Associer sécurité professionnelle et CDI, c’est comme réduire un principe actif à son excipient. Or, la qualité du travail n’est pas soluble dans le contrat de travail. Ce qui donne au travail toute sa valeur, c’est avant tout l’employabilité. Autrement dit la capacité à se projeter, à prendre des initiatives, à investir les sujets porteurs. La véritable protection est dans le mouvement, certainement pas dans le statut. Le vrai risque, c’est de ne pas en prendre.

Pas d’employabilité sans disposition à apprendre à tout moment, à capitaliser sur ses connaissances, à les confronter sans cesse à l’épreuve du réel.

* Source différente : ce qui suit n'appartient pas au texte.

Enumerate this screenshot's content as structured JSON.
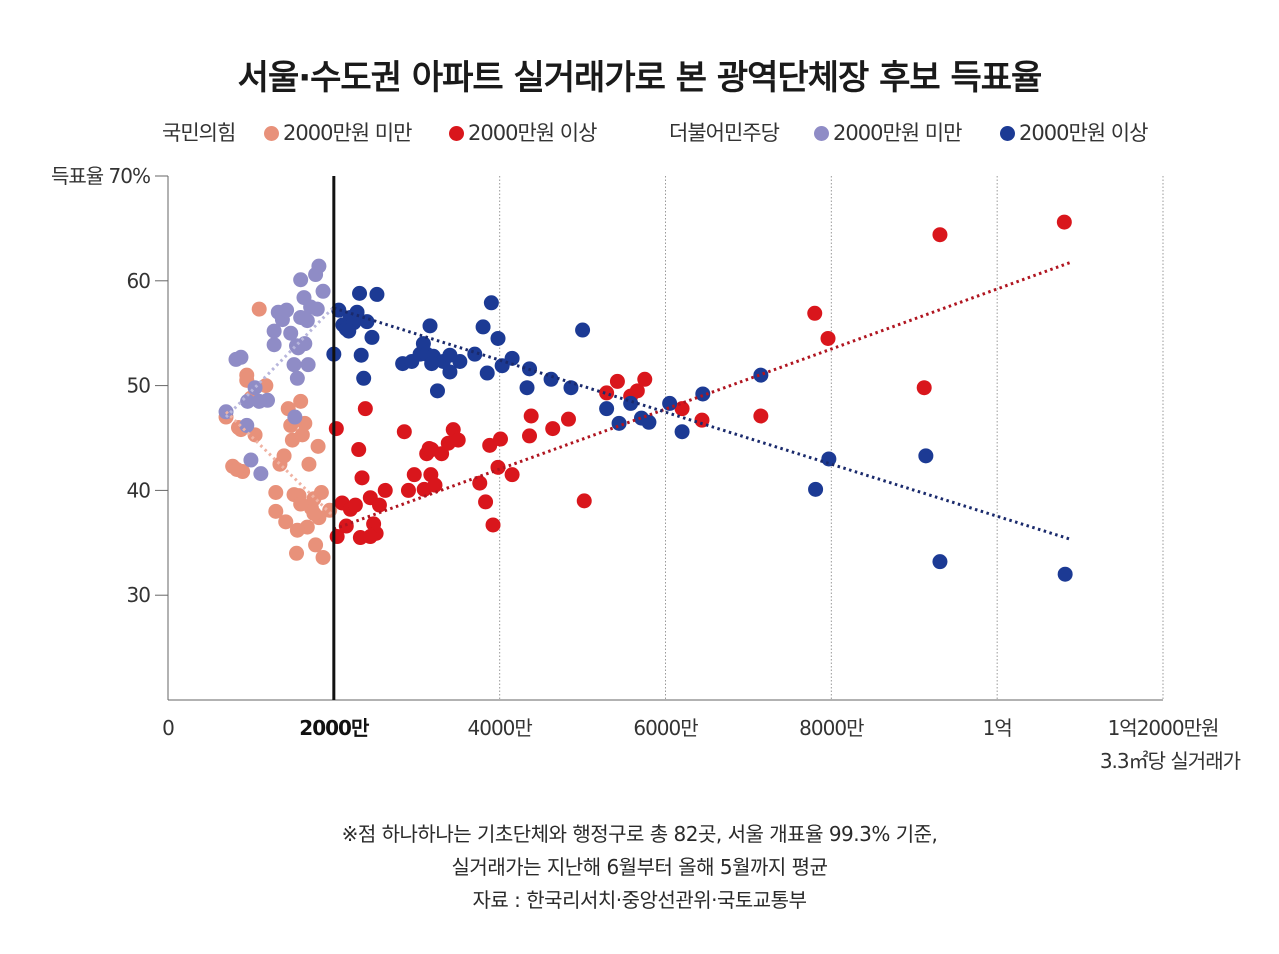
{
  "title": "서울·수도권 아파트 실거래가로 본 광역단체장 후보 득표율",
  "legend": {
    "groups": [
      {
        "party": "국민의힘",
        "items": [
          {
            "label": "2000만원 미만",
            "color": "#e8917a"
          },
          {
            "label": "2000만원 이상",
            "color": "#d9161c"
          }
        ]
      },
      {
        "party": "더불어민주당",
        "items": [
          {
            "label": "2000만원 미만",
            "color": "#8f8cc6"
          },
          {
            "label": "2000만원 이상",
            "color": "#1c3a94"
          }
        ]
      }
    ]
  },
  "notes": {
    "line1": "※점 하나하나는 기초단체와 행정구로 총 82곳, 서울 개표율 99.3% 기준,",
    "line2": "실거래가는 지난해 6월부터 올해 5월까지 평균",
    "source": "자료 : 한국리서치·중앙선관위·국토교통부"
  },
  "chart_data": {
    "type": "scatter",
    "title": "서울·수도권 아파트 실거래가로 본 광역단체장 후보 득표율",
    "ylabel": "득표율",
    "xlabel": "3.3㎡당 실거래가",
    "xlim": [
      0,
      12000
    ],
    "ylim": [
      20,
      70
    ],
    "x_ticks": [
      {
        "value": 0,
        "label": "0"
      },
      {
        "value": 2000,
        "label": "2000만",
        "bold": true
      },
      {
        "value": 4000,
        "label": "4000만"
      },
      {
        "value": 6000,
        "label": "6000만"
      },
      {
        "value": 8000,
        "label": "8000만"
      },
      {
        "value": 10000,
        "label": "1억"
      },
      {
        "value": 12000,
        "label": "1억2000만원"
      }
    ],
    "y_ticks": [
      {
        "value": 30,
        "label": "30"
      },
      {
        "value": 40,
        "label": "40"
      },
      {
        "value": 50,
        "label": "50"
      },
      {
        "value": 60,
        "label": "60"
      },
      {
        "value": 70,
        "label": "득표율 70%"
      }
    ],
    "threshold_x": 2000,
    "grid": "vertical dotted",
    "legend_position": "top",
    "series": [
      {
        "name": "국민의힘 2000만원 미만",
        "color": "#e8917a",
        "x": [
          700,
          780,
          850,
          900,
          950,
          1000,
          1050,
          1100,
          1180,
          830,
          880,
          950,
          1300,
          1350,
          1420,
          1500,
          1550,
          1580,
          1620,
          1680,
          1730,
          1780,
          1820,
          1870,
          1300,
          1450,
          1600,
          1520,
          1650,
          1700,
          1760,
          1810,
          1480,
          1560,
          1760,
          1850,
          1600,
          1400,
          1950
        ],
        "y": [
          47.0,
          42.3,
          46.0,
          41.8,
          51.0,
          48.8,
          45.3,
          57.3,
          50.0,
          42.0,
          45.8,
          50.5,
          39.8,
          42.5,
          37.0,
          44.8,
          34.0,
          39.5,
          45.3,
          36.5,
          38.3,
          34.8,
          37.4,
          33.6,
          38.0,
          47.8,
          48.5,
          39.6,
          46.4,
          42.5,
          37.8,
          44.2,
          46.2,
          36.2,
          39.2,
          39.8,
          38.7,
          43.3,
          38.1
        ]
      },
      {
        "name": "국민의힘 2000만원 이상",
        "color": "#d9161c",
        "x": [
          2040,
          2100,
          2150,
          2200,
          2260,
          2320,
          2340,
          2380,
          2440,
          2480,
          2510,
          2550,
          2620,
          2850,
          2900,
          2970,
          3090,
          3120,
          3150,
          3170,
          3180,
          3220,
          3300,
          3380,
          3440,
          3500,
          3760,
          3830,
          3880,
          3920,
          3980,
          4010,
          4150,
          4360,
          4380,
          4640,
          4830,
          5020,
          5290,
          5420,
          5580,
          5660,
          5750,
          6200,
          6440,
          7150,
          7800,
          7960,
          9120,
          9310,
          10810,
          2030,
          2300,
          2440
        ],
        "y": [
          35.6,
          38.8,
          36.6,
          38.2,
          38.6,
          35.5,
          41.2,
          47.8,
          39.3,
          36.8,
          35.9,
          38.6,
          40.0,
          45.6,
          40.0,
          41.5,
          40.1,
          43.5,
          44.0,
          41.5,
          43.9,
          40.5,
          43.5,
          44.5,
          45.8,
          44.8,
          40.7,
          38.9,
          44.3,
          36.7,
          42.2,
          44.9,
          41.5,
          45.2,
          47.1,
          45.9,
          46.8,
          39.0,
          49.3,
          50.4,
          49.0,
          49.5,
          50.6,
          47.8,
          46.7,
          47.1,
          56.9,
          54.5,
          49.8,
          64.4,
          65.6,
          45.9,
          43.9,
          35.6
        ]
      },
      {
        "name": "더불어민주당 2000만원 미만",
        "color": "#8f8cc6",
        "x": [
          700,
          820,
          880,
          950,
          1000,
          1050,
          1120,
          1200,
          1280,
          1330,
          1380,
          1430,
          1480,
          1520,
          1570,
          1600,
          1640,
          1690,
          1720,
          1780,
          1820,
          1870,
          1530,
          1600,
          1560,
          1680,
          1800,
          1550,
          960,
          1100,
          1280,
          1650
        ],
        "y": [
          47.5,
          52.5,
          52.7,
          46.2,
          42.9,
          49.8,
          41.6,
          48.6,
          53.9,
          57.0,
          56.3,
          57.2,
          55.0,
          52.0,
          53.6,
          60.1,
          58.4,
          52.0,
          57.5,
          60.6,
          61.4,
          59.0,
          47.0,
          56.5,
          50.7,
          56.2,
          57.3,
          53.8,
          48.5,
          48.5,
          55.2,
          54.0
        ]
      },
      {
        "name": "더불어민주당 2000만원 이상",
        "color": "#1c3a94",
        "x": [
          2000,
          2060,
          2110,
          2150,
          2200,
          2240,
          2280,
          2310,
          2330,
          2360,
          2400,
          2460,
          2520,
          2830,
          2940,
          3040,
          3080,
          3120,
          3160,
          3200,
          3250,
          3320,
          3400,
          3520,
          3700,
          3800,
          3850,
          3900,
          3980,
          4030,
          4150,
          4330,
          4360,
          4620,
          4860,
          5000,
          5290,
          5440,
          5580,
          5710,
          5800,
          6050,
          6200,
          6450,
          7150,
          7810,
          7970,
          9140,
          9310,
          10820,
          2180,
          3180,
          3400
        ],
        "y": [
          53.0,
          57.2,
          55.8,
          55.4,
          56.5,
          56.0,
          57.0,
          58.8,
          52.9,
          50.7,
          56.1,
          54.6,
          58.7,
          52.1,
          52.3,
          53.0,
          54.0,
          53.0,
          55.7,
          52.8,
          49.5,
          52.3,
          51.3,
          52.3,
          53.0,
          55.6,
          51.2,
          57.9,
          54.5,
          51.9,
          52.6,
          49.8,
          51.6,
          50.6,
          49.8,
          55.3,
          47.8,
          46.4,
          48.3,
          46.9,
          46.5,
          48.3,
          45.6,
          49.2,
          51.0,
          40.1,
          43.0,
          43.3,
          33.2,
          32.0,
          55.2,
          52.1,
          52.9
        ]
      }
    ],
    "trend_lines": [
      {
        "name": "국민의힘 2000만원 미만 추세",
        "color": "#f0b3a3",
        "x": [
          700,
          2000
        ],
        "y": [
          47.5,
          37.5
        ]
      },
      {
        "name": "국민의힘 2000만원 이상 추세",
        "color": "#b01520",
        "x": [
          2000,
          10900
        ],
        "y": [
          36.3,
          61.8
        ]
      },
      {
        "name": "더불어민주당 2000만원 미만 추세",
        "color": "#b8b6dc",
        "x": [
          700,
          2000
        ],
        "y": [
          47.0,
          57.5
        ]
      },
      {
        "name": "더불어민주당 2000만원 이상 추세",
        "color": "#1a2a6c",
        "x": [
          2000,
          10900
        ],
        "y": [
          57.4,
          35.3
        ]
      }
    ]
  }
}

D’où le rôle central de la formation. Mais d’une formation permanente, informelle, qui mobilise chaque situation où s’acquièrent les compétences : activités professionnelles bien sûr, mais tout autant expériences personnelles, lectures, échanges, engagements associatifs… La formation tout au long de la vie en quelque sorte. Comme un cheminement libre, pas toujours linéaire, encore moins tout tracé.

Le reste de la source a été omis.